User currently offlineSprout5199 From United States of America, joined Feb 2005, 1855 posts, RR: 2
Reply 13, posted (6 years 8 months 3 weeks 2 days 11 hours ago) and read 2385 times:



Quoting HaveBlue (Reply 8):
Fish & Wildlife and DOT (Dept. of Transportation) and Florida Marine Patrol.

Fish & Wildlife have combined with Marine Patrol.

Quoting L-188 (Reply 9):
Also I think that if an airplane is on government charter for 30 days or more it can be put under the "Public" aircraft airworthyness rules. The caveat is that the airplane can only be used for government work.

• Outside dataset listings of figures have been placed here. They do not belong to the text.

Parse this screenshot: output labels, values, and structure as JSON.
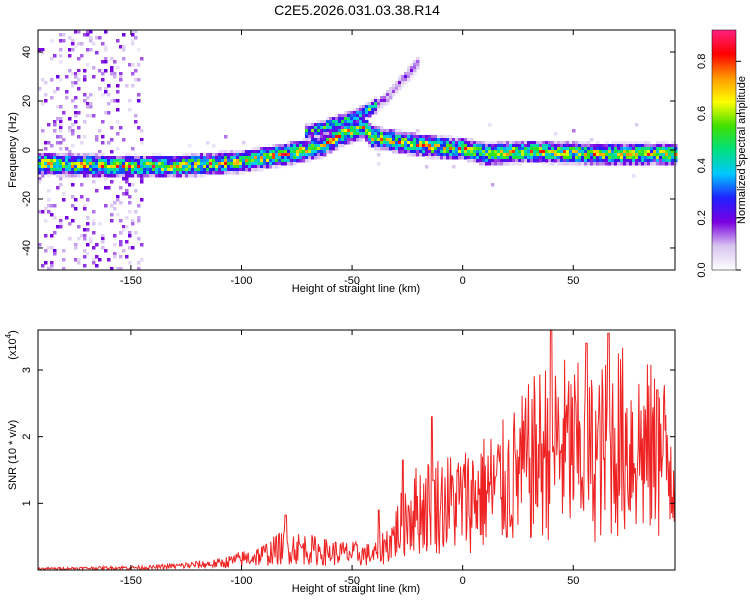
{
  "title": "C2E5.2026.031.03.38.R14",
  "colorbar_label": "Normalized spectral amplitude",
  "colors": {
    "snr_line": "#ee2222",
    "axis": "#000000"
  },
  "chart_data": [
    {
      "type": "heatmap",
      "name": "spectrogram",
      "xlabel": "Height of straight line (km)",
      "ylabel": "Frequency (Hz)",
      "xlim": [
        -192,
        96
      ],
      "ylim": [
        -49,
        49
      ],
      "x_ticks": [
        -150,
        -100,
        -50,
        0,
        50
      ],
      "y_ticks": [
        -40,
        -20,
        0,
        20,
        40
      ],
      "colorbar": {
        "range": [
          0,
          0.92
        ],
        "ticks": [
          0.0,
          0.2,
          0.4,
          0.6,
          0.8
        ],
        "colormap": [
          "#ffffff",
          "#d8c4f0",
          "#7a00e0",
          "#2020ff",
          "#00c8ff",
          "#00e080",
          "#40e000",
          "#ffff00",
          "#ff9900",
          "#ff0000",
          "#ff2080"
        ]
      },
      "ridge": [
        {
          "x": -190,
          "y": -5
        },
        {
          "x": -160,
          "y": -6
        },
        {
          "x": -130,
          "y": -6
        },
        {
          "x": -100,
          "y": -4
        },
        {
          "x": -80,
          "y": -1
        },
        {
          "x": -65,
          "y": 2
        },
        {
          "x": -55,
          "y": 7
        },
        {
          "x": -45,
          "y": 10
        },
        {
          "x": -42,
          "y": 6
        },
        {
          "x": -30,
          "y": 4
        },
        {
          "x": -15,
          "y": 2
        },
        {
          "x": 0,
          "y": 1
        },
        {
          "x": 10,
          "y": -1
        },
        {
          "x": 30,
          "y": 0
        },
        {
          "x": 60,
          "y": -1
        },
        {
          "x": 96,
          "y": -1
        }
      ],
      "branch": [
        {
          "x": -70,
          "y": 8
        },
        {
          "x": -60,
          "y": 11
        },
        {
          "x": -50,
          "y": 14
        },
        {
          "x": -43,
          "y": 17
        },
        {
          "x": -35,
          "y": 22
        },
        {
          "x": -25,
          "y": 32
        },
        {
          "x": -20,
          "y": 37
        }
      ],
      "noise_band": {
        "x_from": -192,
        "x_to": -145
      }
    },
    {
      "type": "line",
      "name": "snr",
      "xlabel": "Height of straight line (km)",
      "ylabel": "SNR (10 * v/v)",
      "y_multiplier": "(x10",
      "y_multiplier_exp": "4",
      "xlim": [
        -192,
        96
      ],
      "ylim": [
        0,
        3.6
      ],
      "x_ticks": [
        -150,
        -100,
        -50,
        0,
        50
      ],
      "y_ticks": [
        1,
        2,
        3
      ],
      "envelope": [
        {
          "x": -192,
          "y": 0.03
        },
        {
          "x": -140,
          "y": 0.06
        },
        {
          "x": -110,
          "y": 0.15
        },
        {
          "x": -90,
          "y": 0.35
        },
        {
          "x": -80,
          "y": 0.55
        },
        {
          "x": -60,
          "y": 0.4
        },
        {
          "x": -40,
          "y": 0.35
        },
        {
          "x": -32,
          "y": 0.7
        },
        {
          "x": -25,
          "y": 1.3
        },
        {
          "x": -15,
          "y": 1.5
        },
        {
          "x": 0,
          "y": 1.6
        },
        {
          "x": 20,
          "y": 2.0
        },
        {
          "x": 40,
          "y": 2.9
        },
        {
          "x": 60,
          "y": 2.6
        },
        {
          "x": 70,
          "y": 3.0
        },
        {
          "x": 96,
          "y": 2.5
        }
      ],
      "peaks": [
        {
          "x": -80,
          "y": 0.82
        },
        {
          "x": -38,
          "y": 0.9
        },
        {
          "x": -27,
          "y": 1.65
        },
        {
          "x": -14,
          "y": 2.3
        },
        {
          "x": 40,
          "y": 3.6
        },
        {
          "x": 56,
          "y": 3.4
        },
        {
          "x": 66,
          "y": 3.55
        },
        {
          "x": 88,
          "y": 2.7
        }
      ]
    }
  ]
}
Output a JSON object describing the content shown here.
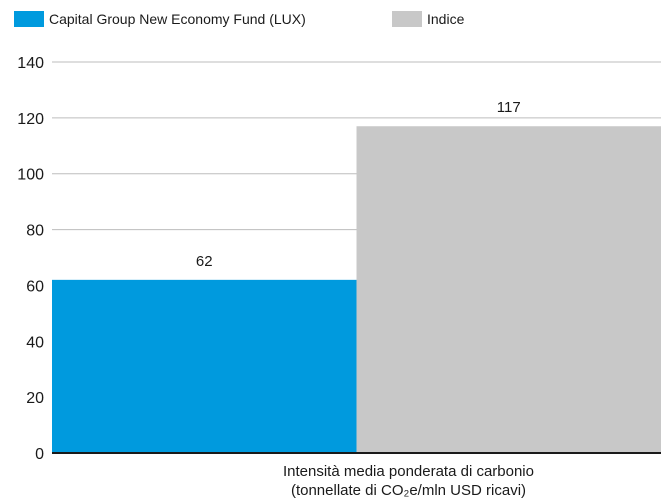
{
  "chart_data": {
    "type": "bar",
    "title": "",
    "xlabel": "",
    "ylabel": "",
    "categories": [
      [
        "Intensità media ponderata di carbonio",
        "(tonnellate di CO₂e/mln USD ricavi)"
      ]
    ],
    "series": [
      {
        "name": "Capital Group New Economy Fund (LUX)",
        "values": [
          62
        ],
        "color": "#009ADE"
      },
      {
        "name": "Indice",
        "values": [
          117
        ],
        "color": "#C8C8C8"
      }
    ],
    "data_labels": [
      "62",
      "117"
    ],
    "ylim": [
      0,
      140
    ],
    "yticks": [
      0,
      20,
      40,
      60,
      80,
      100,
      120,
      140
    ],
    "grid": true,
    "legend": "top-left"
  }
}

I know that FHP has a few "L" series Helicopters they got from the national guard, however they can't take passengers at any time due to the helos not being civil certified.

Quoting HaveBlue (Reply 8):
Here in Volusia we have 3 Bell 407's, which are used for finding eluding suspects in aid of ground units, law enforcement support of events, and also flies a lot of trauma victims to the almost next door Halifax hospital.

We have two 407's, and just bought a C-182, WPBPD has a Schweitzer and the Health Care district has two S-76's.